Good conductor of electricity but bad conductor of heat ?

Is there any solid material which satisfies that ? Also, is there a good conductor of heat but bad conductor of electricity ? (maybe mica sheets ?)

Diamond qualifies for the first, IIRC.

Oops, I meant the second. i.e. it is a good heat conductor, but a poor electricity conductor.

Water conducts electricity well, but heat more slowly.

Soil conducts heat fairly well, but conducts electricity poorly.

Are you building something?

Titanium is a poor conductor of heat, compared to many other metallic elements.

Distilled water doesn’t conduct electricity

Water and soil are iffy examples. Water’s conductivity is dependant on dissolved solids and soil conductivity is very dependant on moisture.

The OP asked for solids, and I don’t think he meant “mixtures of solids that, by virtue of being divided into tiny particles, have thermal properties different from their constituent solids.” So water and soil are out, regardless of their properties. I do think that solids that are inherently subdivided, like cork or asbestos, would be part of this group (although they don’t have anything else to do with this answer).

Conducting heat very poorly generally requires a noncontinuous structure; amorphous solids and fibrous materials are used for thermal insulation for this reason. Conducting electricity very well generally requires a continuous structure, with lots of not-very-well-bound electrons; metals are, of course, the prime example. I can only think that some sort of doped ceramic would do it, but I don’t know of any naturally occurring compounds. Sorry.

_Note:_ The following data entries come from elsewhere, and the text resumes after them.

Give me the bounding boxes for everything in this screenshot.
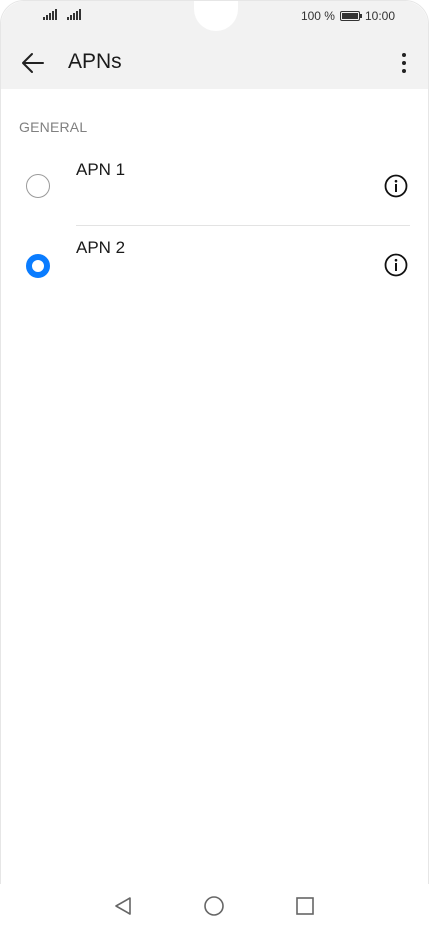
apn-name: APN 1 [76, 160, 126, 179]
battery-percent: 100 % [300, 9, 335, 23]
phone-screen: 100 % 10:00 APNs GENERAL APN 1 APN 2 [0, 0, 429, 930]
app-header: 100 % 10:00 APNs [1, 1, 428, 89]
apn-radio-unselected[interactable] [26, 174, 50, 198]
row-divider [76, 225, 410, 226]
section-header: GENERAL [19, 119, 88, 135]
back-triangle-icon[interactable] [112, 895, 134, 917]
apn-row-2[interactable]: APN 2 [0, 228, 429, 300]
info-icon[interactable] [384, 174, 408, 198]
signal-icon [67, 9, 81, 20]
signal-icon [43, 9, 57, 20]
apn-name: APN 2 [76, 238, 126, 257]
status-signals [43, 9, 81, 20]
back-button[interactable] [19, 49, 47, 77]
arrow-left-icon [22, 53, 44, 73]
battery-icon [339, 11, 362, 21]
info-icon[interactable] [384, 253, 408, 277]
system-nav-bar [0, 884, 429, 930]
recent-square-icon[interactable] [294, 895, 316, 917]
page-title: APNs [68, 50, 122, 73]
apn-row-1[interactable]: APN 1 [0, 150, 429, 222]
camera-notch [194, 1, 238, 31]
apn-radio-selected[interactable] [26, 254, 50, 278]
toolbar: APNs [1, 39, 429, 85]
home-circle-icon[interactable] [203, 895, 225, 917]
status-right: 100 % 10:00 [301, 9, 395, 23]
status-time: 10:00 [364, 9, 395, 23]
more-vertical-icon [402, 53, 406, 57]
more-options-button[interactable] [392, 49, 416, 77]
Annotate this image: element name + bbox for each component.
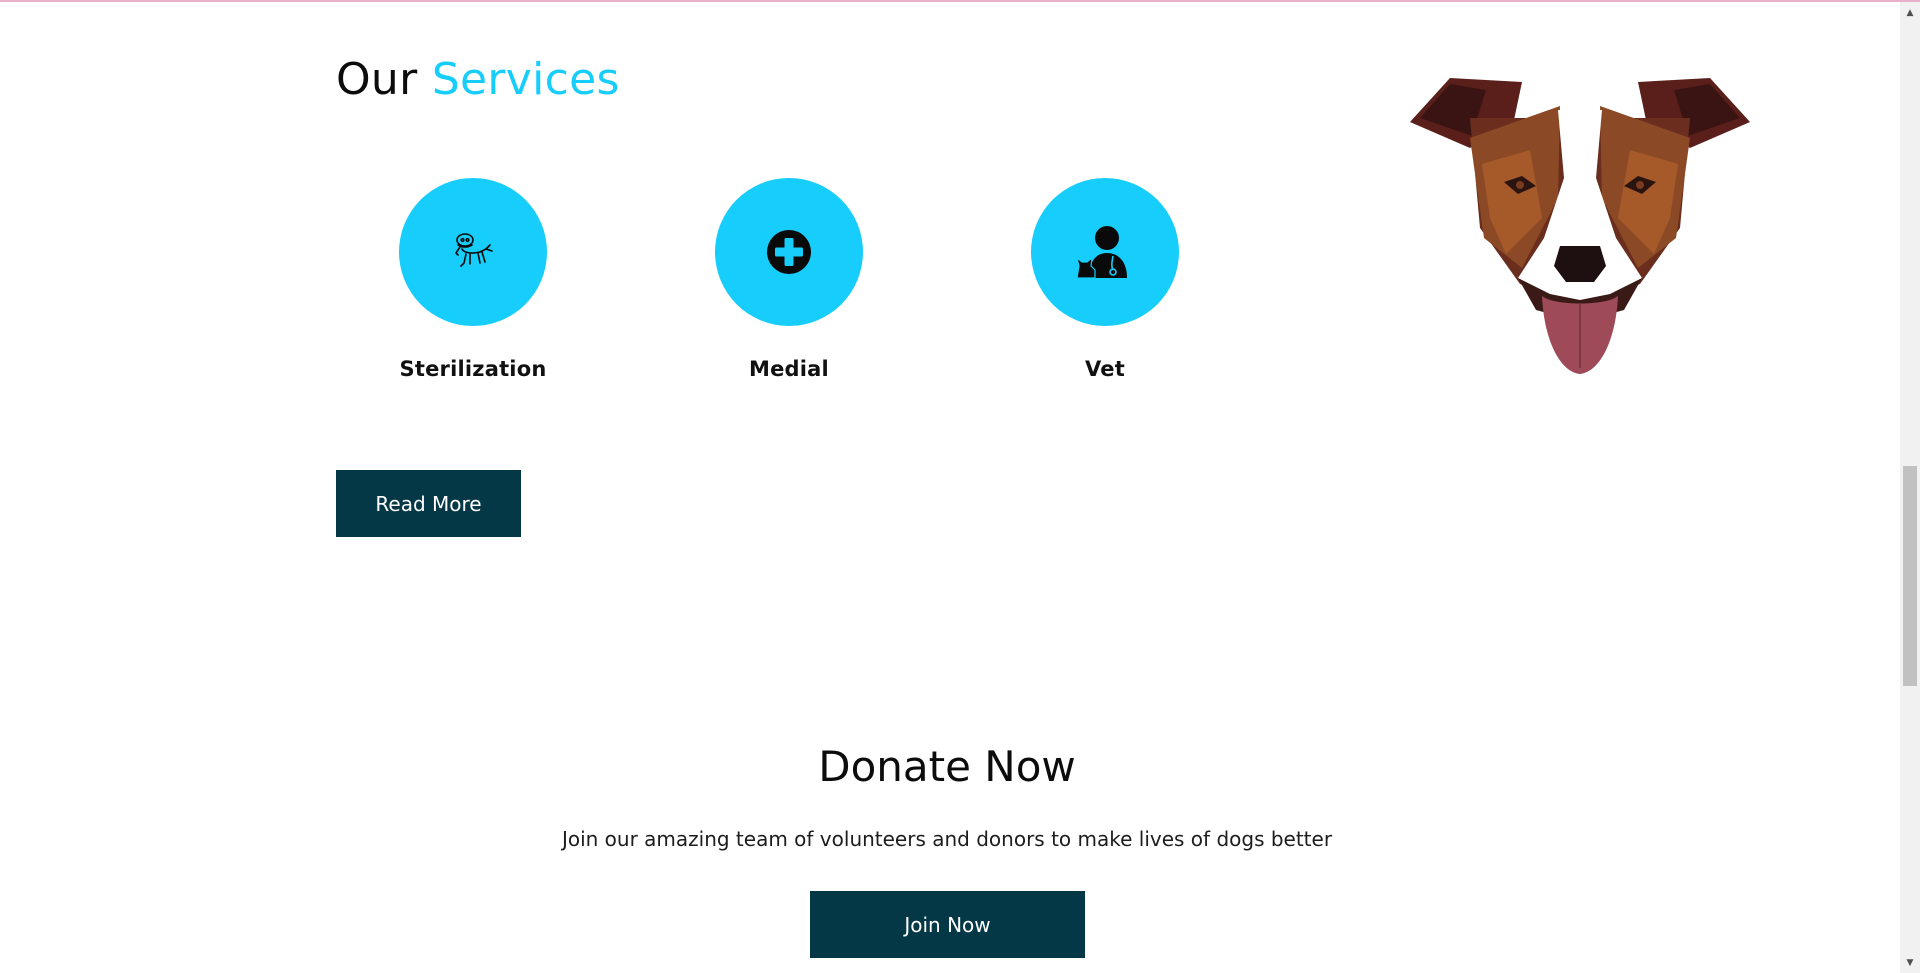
join-now-button[interactable]: Join Now [810, 891, 1085, 958]
medical-cross-icon [767, 230, 811, 274]
service-label: Sterilization [399, 357, 547, 381]
service-circle [1031, 178, 1179, 326]
scroll-down-arrow-icon[interactable]: ▼ [1900, 954, 1920, 971]
scrollbar-thumb[interactable] [1903, 466, 1917, 686]
page-content: Our Services Sterilization Medial Vet Re… [0, 2, 1900, 973]
dog-face-illustration [1410, 78, 1750, 374]
donate-description: Join our amazing team of volunteers and … [561, 827, 1333, 851]
dog-cone-icon [455, 233, 493, 267]
service-item-vet: Vet [985, 178, 1225, 381]
service-circle [399, 178, 547, 326]
read-more-button[interactable]: Read More [336, 470, 521, 537]
services-heading: Our Services [336, 52, 620, 108]
donate-heading: Donate Now [818, 742, 1076, 791]
veterinarian-icon [1075, 226, 1127, 279]
vertical-scrollbar[interactable]: ▲ ▼ [1900, 2, 1920, 973]
service-item-medial: Medial [669, 178, 909, 381]
services-heading-plain: Our [336, 54, 418, 105]
service-item-sterilization: Sterilization [353, 178, 593, 381]
service-label: Vet [1085, 357, 1125, 381]
scroll-up-arrow-icon[interactable]: ▲ [1900, 4, 1920, 21]
services-heading-accent: Services [431, 54, 620, 105]
service-circle [715, 178, 863, 326]
service-label: Medial [749, 357, 829, 381]
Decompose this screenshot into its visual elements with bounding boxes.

[sub]I don’t even know why I responded; I don’t know anything about materials.[/sub]

Maybe it would help if he would tell us why he wanted to know.

Graphite?

I am not sure but believe it’s hard to conduct electricity well without also conducting heat well because heat and electricity share much in common on the level of interatomic structure.
But a number of things are excellent conductors of heat without conducting electricity. Diamond is by far the best heat conductor. Alumina is pretty good and alot more convenient to design with.

Aren’t superconductors made from ceramics? Does anyone know if they have low thermal conductivity?

It would be any metal that has a very low melting point. Since it would melt first before conducting the heat anywhere else. I can hold solder a few inches from where I am melting it with a sodering iron and I dont feel the heat from the solder. It conducts electricity perfectly.

Your wire of solder is a poor example because a few inches has plenty of surface area to radiate heat away before it reaches your fingers.

Polyacetylene doped with some cation or anion would be a good electricity conductor and an awful insuloator. Any one of those conducting polymers for that matter.

Aluminum nitride ceramic is an electrical insulator with very high thermal conductivity. It’s used as substrates for high-power semiconductor components, among other things.